Bigfoot Pseudoscience

Since nothing of interest happens in Canada, on the taxi ride from the University of Victoria to the airport, CBC blurted a story summarizing 2006’s Bigfoot news. The interesting thing the announcer said was that “Bigfoot is known by many names,” like Yeti around the Himalayas. He could have done something extraordinary for popular media and gone into cross-cultural studies of Bigfoot legends, for example the similarity between Bigfoot and trolls (as in epic fantasy, not the blogosphere).

Instead, he replayed interviews with Bigfoot proponents who went on and on about how awful it was that nobody was taking them seriously and how any evidence against them didn’t count. One was a Vincent Chao, an environmentalist and Bigfoot believer, who talked with glee about a state-supported search for Bigfoot in Johor Bahru. A few months later, when not a single person had signed up for the government’s drive to look for Bigfoot in the forests of Johor, he started saying that there had been insufficient publicity for some mysterious reason.
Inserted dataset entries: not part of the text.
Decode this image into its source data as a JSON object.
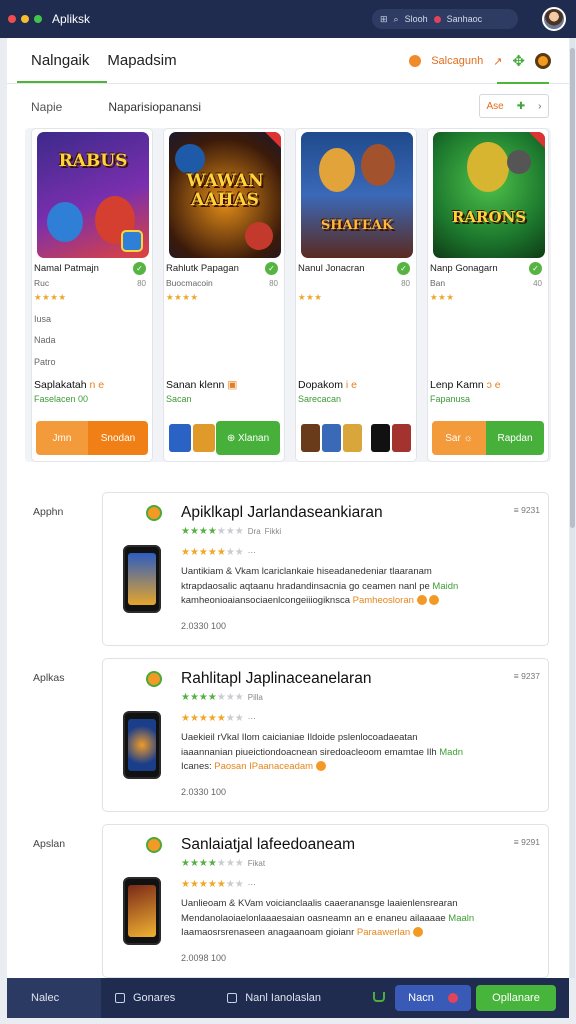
{
  "window": {
    "title": "Apliksk",
    "search_text": "Slooh",
    "record_text": "Sanhaoc"
  },
  "tabs": [
    {
      "label": "Nalngaik"
    },
    {
      "label": "Mapadsim"
    }
  ],
  "tab_actions": {
    "label": "Salcagunh"
  },
  "filter": {
    "left": "Napie",
    "title": "Naparisiopanansi",
    "button": "Ase"
  },
  "featured": [
    {
      "art_title": "RABUS",
      "name": "Namal Patmajn",
      "dev": "Ruc",
      "count": "80",
      "stars": "★★★★",
      "extra": [
        "Iusa",
        "Nada",
        "Patro"
      ],
      "title_main": "Saplakatah",
      "title_acc": "n e",
      "sub": "Faselacen 00",
      "btn1": "Jmn",
      "btn2": "Snodan",
      "art_colors": [
        "#3c2a8a",
        "#e0433b",
        "#2f7fd6"
      ]
    },
    {
      "art_title": "WAWAN AAHAS",
      "name": "Rahlutk Papagan",
      "dev": "Buocmacoin",
      "count": "80",
      "stars": "★★★★",
      "extra": [],
      "title_main": "Sanan klenn",
      "title_acc": "",
      "sub": "Sacan",
      "btn1": "",
      "btn2": "Xlanan",
      "art_colors": [
        "#1a1a2e",
        "#e38d18",
        "#c33a2c"
      ]
    },
    {
      "art_title": "SHAFEAK",
      "name": "Nanul Jonacran",
      "dev": "",
      "count": "80",
      "stars": "★★★",
      "extra": [],
      "title_main": "Dopakom",
      "title_acc": "i e",
      "sub": "Sarecacan",
      "btn1": "",
      "btn2": "",
      "art_colors": [
        "#1f4a8c",
        "#e2a33a",
        "#5a2a1f"
      ]
    },
    {
      "art_title": "RARONS",
      "name": "Nanp Gonagarn",
      "dev": "Ban",
      "count": "40",
      "stars": "★★★",
      "extra": [],
      "title_main": "Lenp Kamn",
      "title_acc": "ɔ e",
      "sub": "Fapanusa",
      "btn1": "Sar",
      "btn2": "Rapdan",
      "art_colors": [
        "#1d7a2e",
        "#d8b531",
        "#6a3b1b"
      ]
    }
  ],
  "list": [
    {
      "label": "Apphn",
      "title": "Apiklkapl Jarlandaseankiaran",
      "meta": "≡ 9231",
      "rating_sub": "Fikki",
      "rating_sub2": "Dra",
      "desc1": "Uantikiam & Vkam lcariclankaie hiseadanedeniar tlaaranam",
      "desc2": "ktrapdaosalic aqtaanu hradandinsacnia go ceamen nanl pe ",
      "desc2_acc": "Maidn",
      "desc3": "kamheonioaiansociaenlcongeiiiogiknsca ",
      "desc3_acc": "Pamheosloran",
      "date": "2.0330 100",
      "screen": [
        "#2d5cc0",
        "#e5a52c"
      ]
    },
    {
      "label": "Aplkas",
      "title": "Rahlitapl Japlinaceanelaran",
      "meta": "≡ 9237",
      "rating_sub": "Pilla",
      "rating_sub2": "",
      "desc1": "Uaekieil rVkal Ilom caicianiae Ildoide pslenlocoadaeatan",
      "desc2": "iaaannanian piueictiondoacnean siredoacleoom emamtae Ilh ",
      "desc2_acc": "Madn",
      "desc3": "Icanes: ",
      "desc3_acc": "Paosan IPaanaceadam",
      "date": "2.0330 100",
      "screen": [
        "#1b3e8a",
        "#ef9b2a"
      ]
    },
    {
      "label": "Apslan",
      "title": "Sanlaiatjal lafeedoaneam",
      "meta": "≡ 9291",
      "rating_sub": "Fikat",
      "rating_sub2": "",
      "desc1": "Uanlieoam & KVam voicianclaalis caaeranansge laaienlensrearan",
      "desc2": "Mendanolaoiaelonlaaaesaian oasneamn an e enaneu ailaaaae ",
      "desc2_acc": "Maaln",
      "desc3": "Iaamaosrsrenaseen anagaanoam gioianr ",
      "desc3_acc": "Paraawerlan",
      "date": "2.0098 100",
      "screen": [
        "#7a2a18",
        "#f2b232"
      ]
    }
  ],
  "bottom": {
    "first": "Nalec",
    "item1": "Gonares",
    "item2": "Nanl Ianolaslan",
    "btn1": "Nacn",
    "btn2": "Opllanare"
  }
}
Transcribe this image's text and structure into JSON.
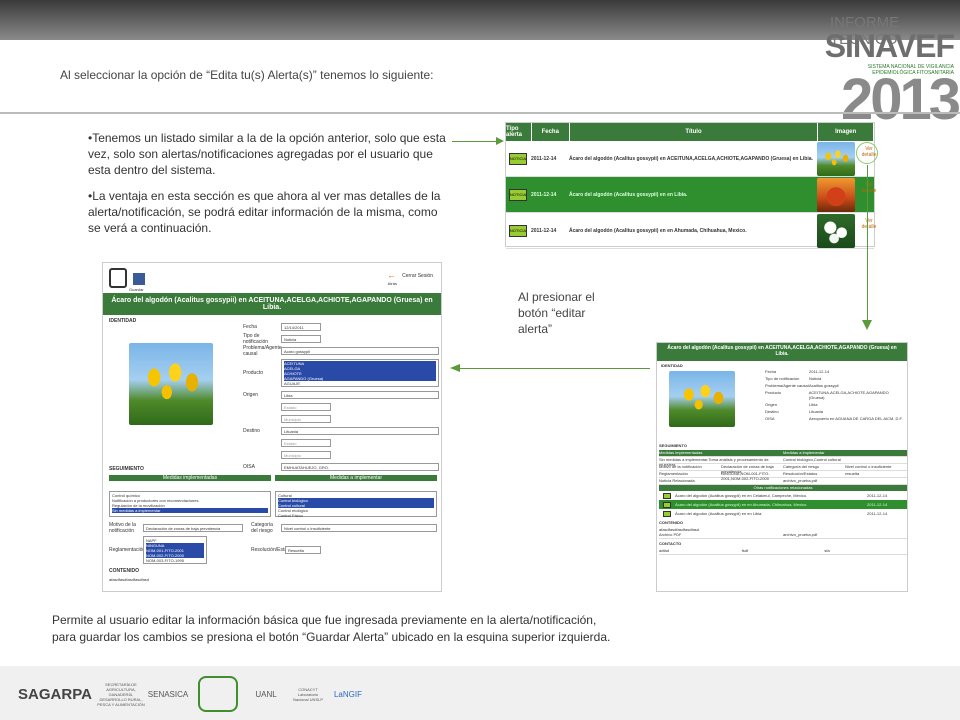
{
  "header": {
    "report_label": "INFORME TECNICO",
    "brand": "SINAVEF",
    "brand_subtitle": "SISTEMA NACIONAL DE VIGILANCIA EPIDEMIOLÓGICA FITOSANITARIA",
    "year": "2013"
  },
  "intro": "Al seleccionar la opción de “Edita tu(s) Alerta(s)” tenemos lo siguiente:",
  "bullets": [
    "•Tenemos un listado similar a la de la opción anterior, solo que esta vez, solo son alertas/notificaciones agregadas por el usuario que esta dentro del sistema.",
    "•La ventaja en esta sección es que ahora al ver mas detalles de la alerta/notificación, se podrá editar información de la misma, como se verá a continuación."
  ],
  "side_note": "Al presionar el botón “editar alerta”",
  "bottom_text": "Permite al usuario editar la información básica que fue ingresada previamente en la alerta/notificación, para guardar los cambios se presiona el botón “Guardar Alerta” ubicado en la esquina superior izquierda.",
  "alert_list": {
    "columns": [
      "Tipo alerta",
      "Fecha",
      "Título",
      "Imagen"
    ],
    "rows": [
      {
        "badge": "NOTICIA",
        "date": "2011-12-14",
        "title": "Ácaro del algodón (Acalitus gossypii) en ACEITUNA,ACELGA,ACHIOTE,AGAPANDO (Gruesa) en Libia.",
        "action": "Ver detalle"
      },
      {
        "badge": "NOTICIA",
        "date": "2011-12-14",
        "title": "Ácaro del algodón (Acalitus gossypii) en en Libia.",
        "action": "Ver detalle"
      },
      {
        "badge": "NOTICIA",
        "date": "2011-12-14",
        "title": "Ácaro del algodón (Acalitus gossypii) en en Ahumada, Chihuahua, Mexico.",
        "action": "Ver detalle"
      }
    ]
  },
  "edit_form": {
    "save_label": "Guardar",
    "close_label": "Cerrar Sesión",
    "back_label": "Atrás",
    "title": "Ácaro del algodón (Acalitus gossypii) en ACEITUNA,ACELGA,ACHIOTE,AGAPANDO (Gruesa) en Libia.",
    "section_identity": "IDENTIDAD",
    "fields": [
      {
        "label": "Fecha",
        "value": "12/14/2011"
      },
      {
        "label": "Tipo de notificación",
        "value": "Noticia"
      },
      {
        "label": "Problema/Agente causal",
        "value": "Acaro gossypii"
      }
    ],
    "product_label": "Producto",
    "product_options": [
      "ACEITUNA",
      "ACELGA",
      "ACHIOTE",
      "AGAPANDO (Gruesa)",
      "AGUAJE"
    ],
    "origin_label": "Origen",
    "origin_value": "Libia",
    "origin_sub1": "Estado",
    "origin_sub2": "Municipio",
    "dest_label": "Destino",
    "dest_value": "Lituania",
    "dest_sub1": "Estado",
    "dest_sub2": "Municipio",
    "oisa_label": "OISA",
    "oisa_value": "EMHUATAHUEJO, GRO.",
    "section_seg": "SEGUIMIENTO",
    "implemented_label": "Medidas implementadas",
    "to_implement_label": "Medidas a implementar",
    "implemented_options": [
      "Control químico",
      "Notificación a productores con recomendaciones",
      "Regulación de la movilización",
      "Sin medidas a implementar"
    ],
    "to_implement_options": [
      "Cultural",
      "Control biológico",
      "Control cultural",
      "Control etológico",
      "Control Físico"
    ],
    "motive_label": "Motivo de la notificación",
    "motive_value": "Declaración de zonas de baja prevalencia",
    "risk_label": "Categoría del riesgo",
    "risk_value": "Nivel control o insuficiente",
    "reg_label": "Reglamentación",
    "reg_options": [
      "NAPF",
      "NINGUNA",
      "NOM-001-FITO-2001",
      "NOM-002-FITO-2000",
      "NOM-003-FITO-1995"
    ],
    "resolution_label": "Resolución/Estatus",
    "resolution_value": "Resuelta",
    "section_content": "CONTENIDO",
    "content_value": "afasdfasdfasdfasdfasd"
  },
  "detail": {
    "title": "Ácaro del algodón (Acalitus gossypii) en ACEITUNA,ACELGA,ACHIOTE,AGAPANDO (Gruesa) en Libia.",
    "section_identity": "IDENTIDAD",
    "fields": [
      {
        "label": "Fecha",
        "value": "2011-12-14"
      },
      {
        "label": "Tipo de notificación",
        "value": "Noticia"
      },
      {
        "label": "Problema/Agente causal",
        "value": "Acalitus gossypii"
      },
      {
        "label": "Producto",
        "value": "ACEITUNA,ACELGA,ACHIOTE,AGAPANDO (Gruesa)"
      },
      {
        "label": "Origen",
        "value": "Libia"
      },
      {
        "label": "Destino",
        "value": "Lituania"
      },
      {
        "label": "OISA",
        "value": "Aeropuerto en AGUANA DE CARGA DEL AICM, D.F."
      }
    ],
    "section_seg": "SEGUIMIENTO",
    "seg_cols": [
      "Medidas implementadas",
      "Medidas a implementar"
    ],
    "seg_rows": [
      [
        "Sin medidas a implementar.Toma análisis y procesamiento de muestras",
        "Control biológico,Control cultural"
      ],
      [
        "Motivo de la notificación",
        "Declaración de zonas de baja prevalencia"
      ],
      [
        "Reglamentación",
        "NINGUNA,NOM-001-FITO-2001,NOM-002-FITO-2000"
      ],
      [
        "Noticia Relacionada",
        "archivo_prueba.pdf"
      ]
    ],
    "risk_label": "Categoría del riesgo",
    "risk_value": "Nivel control o insuficiente",
    "status_label": "Resolución/Estatus",
    "status_value": "resuelta",
    "related_band": "Otras notificaciones relacionadas",
    "related": [
      {
        "title": "Ácaro del algodón (Acalitus gossypii) en en Celakmul, Campeche, Mexico.",
        "date": "2011-12-14"
      },
      {
        "title": "Ácaro del algodón (Acalitus gossypii) en en Ahumada, Chihuahua, Mexico.",
        "date": "2011-12-14"
      },
      {
        "title": "Ácaro del algodón (Acalitus gossypii) en en Libia.",
        "date": "2011-12-14"
      }
    ],
    "section_content": "CONTENIDO",
    "content_value": "afasdfasdfasdfasdfasd",
    "file_label": "Archivo PDF",
    "file_value": "archivo_prueba.pdf",
    "section_contact": "CONTACTO",
    "contact_values": [
      "adfad",
      "fsdf",
      "sfa"
    ]
  },
  "footer": {
    "logos": [
      "SAGARPA",
      "SECRETARÍA DE AGRICULTURA, GANADERÍA, DESARROLLO RURAL, PESCA Y ALIMENTACIÓN",
      "SENASICA",
      "UANL",
      "CONACYT Laboratorio Nacional UNSLP",
      "LaNGIF"
    ]
  }
}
Hearing him come off as smirking but actually dreading defeat was unbridled joy for a skeptic like me. The interviewer wasn’t as hostile as Bill O’Reilly is to non-fascist guests, but she asked enough hardball questions to make skeptics radiant… and believers just as content. I’m pretty sure Bigfoot believers wouldn’t think Chao totally botched the interview, even though he did.

One Response to Bigfoot Pseudoscience

  1. SLC says:

    Although I agree that there is no credible evidence for a bigfoot the possible existance of such a creature is not necessarily impossible. One possibility is a scientific experiment run amok in which a female chimp is impregnated by male human sperm. The question as to whether this is possible has received some attention over the past decade. The late Stephen Jay Gould contended in one of his books that such a thing was possible. Others have contended that, due to the non-alignment of chromosomes, such a thing is not possible. However, consider the liger, which is a hybrid of a male lion and a female Bengal tiger. A full grown liger can exceed 400 kilograms in weight, larger then both parents combined. The reason for this is, apparently, a growth gene in the tiger fails to be turned off, allowing the liger to grow indefinitely. Thus, if a hybrid between a chimp and a human is possible, the same thing could happen, namely that the result, if male, could grow to a very lare size.

    In this regard, apparently, such experiments were contemplated by the Nazi regime in Germany during the 1930s but apparently were never performed.